一人应该是搭着梯子伏在院子围墙边檐下的阴影里,房间里坐着的热点手腕连动,特么分明是在发报。
【杀了他们,一个不留!】
此时的魏大勇可不管对方有没有小孩,不管他们是不是鬼子,既然帮鬼子做事,就要有全家为鬼子捐躯的觉悟。
只杀主谋,不是他的作风。
一人犯死罪,全家都连坐!
人性化执法?
那是不可能的。
这个时代,虽说不能对这类人实行“三光”,怎么都要“一光”吧!
在他的【引领】下,五名特战队员破门而入。
墙上的热点看到特战队员朝他家里冲过去,马上从梯子上跳下来跑进房间,与里面的那人开始收拾发报机。

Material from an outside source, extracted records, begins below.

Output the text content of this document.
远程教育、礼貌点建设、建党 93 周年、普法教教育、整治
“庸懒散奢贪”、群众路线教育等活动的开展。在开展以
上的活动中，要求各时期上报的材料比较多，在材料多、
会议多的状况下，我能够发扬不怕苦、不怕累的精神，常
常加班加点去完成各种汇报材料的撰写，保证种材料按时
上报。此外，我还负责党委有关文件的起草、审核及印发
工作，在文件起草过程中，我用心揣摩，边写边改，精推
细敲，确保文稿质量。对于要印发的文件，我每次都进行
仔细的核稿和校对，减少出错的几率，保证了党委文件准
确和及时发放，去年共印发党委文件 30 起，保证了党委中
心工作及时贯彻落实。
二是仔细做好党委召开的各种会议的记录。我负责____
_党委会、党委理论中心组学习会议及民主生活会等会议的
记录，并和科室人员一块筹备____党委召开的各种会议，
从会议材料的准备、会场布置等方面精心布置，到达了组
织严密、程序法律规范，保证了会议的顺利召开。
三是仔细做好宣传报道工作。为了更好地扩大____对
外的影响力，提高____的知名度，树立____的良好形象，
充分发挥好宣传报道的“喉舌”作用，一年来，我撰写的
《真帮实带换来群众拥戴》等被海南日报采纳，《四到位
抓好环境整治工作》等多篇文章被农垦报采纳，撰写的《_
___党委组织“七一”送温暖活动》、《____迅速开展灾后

没待他们将发报机藏起来,特战队员早如土匪般闯了进去。
魏大勇看到,那两人跪在地上,不住磕头。
特战队员没有思想,只会本能的执行魏大勇的指令。
没有听到枪声响起,两点桔红色的光芒绽现,那两人便倒在地上。
特战队员再走到床边,对着床上被炮声惊醒的桔红小点开枪。
杀了那一家人之后,魏大勇再仔细找了一遍,没有发现可疑的居民,便松了口气。
这时候,他才发现,刚才鬼子的两炮,令到三名特战队员严重受伤。
其中一个飞到了居民的屋顶上,热点早已经微弱不清。
魏大勇将受伤的特战队员回收。
又发现自己放在街上防身的那辆勇士越野车,车面上的转管机枪也给打飞了。
车面被炸了一个大洞,严重受损。
东风勇士正面防护能力不错,可顶上的防护就没那么强,根本抗不住榴弹炮,没散架就不错了。
魏大勇非常郁闷。
勇士越野里的子弹打不完,它就不会爆。
更可气的是,这种兑换的战车还特么修复不了。
“我拷,一枪没开,10000技能点就这样没了。”
魏大勇只能将它收进空间,以后当个展览品,包装一下,就能赋予它强大的生命力。
做完这些,魏大勇没有理会看得聚精会神的符大海与高秋艳,坐在地上,默默点了支烟。
耳中听着外面隐隐传来的隆隆声,黑暗的碉楼里不时闪过那边传来的光亮。
魏大勇轻轻打起了拍子,唱起了【空城计】。
“我正在城楼观山景,耳听得城外乱纷纷。旌旗招展空翻影,却原来是司马发来的兵……”
…………
后方。
张大彪与沈泉、王怀宝三人抢了个高处,望着那边火炮齐呜,火光冲天的场景。
除了用目瞪口呆、口若悬河、表情惊悚来形容他们之外,找不到其它什么词。
张大彪张着嘴,口涎拉得老长,双手死死捏成拳头,脖子上青筋游动。
沈泉伸出指向南城的手臂已没了知觉,麻木得像座雕像。
王怀宝眼神迷离,无数火球在他眼中忽隐忽现。
三个营的战士有不少都爬到了居民的屋顶,站在屋脊上伸着脖子,感受着微风冷冷。
还有算点纪律的全部挂在树上,像密集的考拉,安静,呆滞。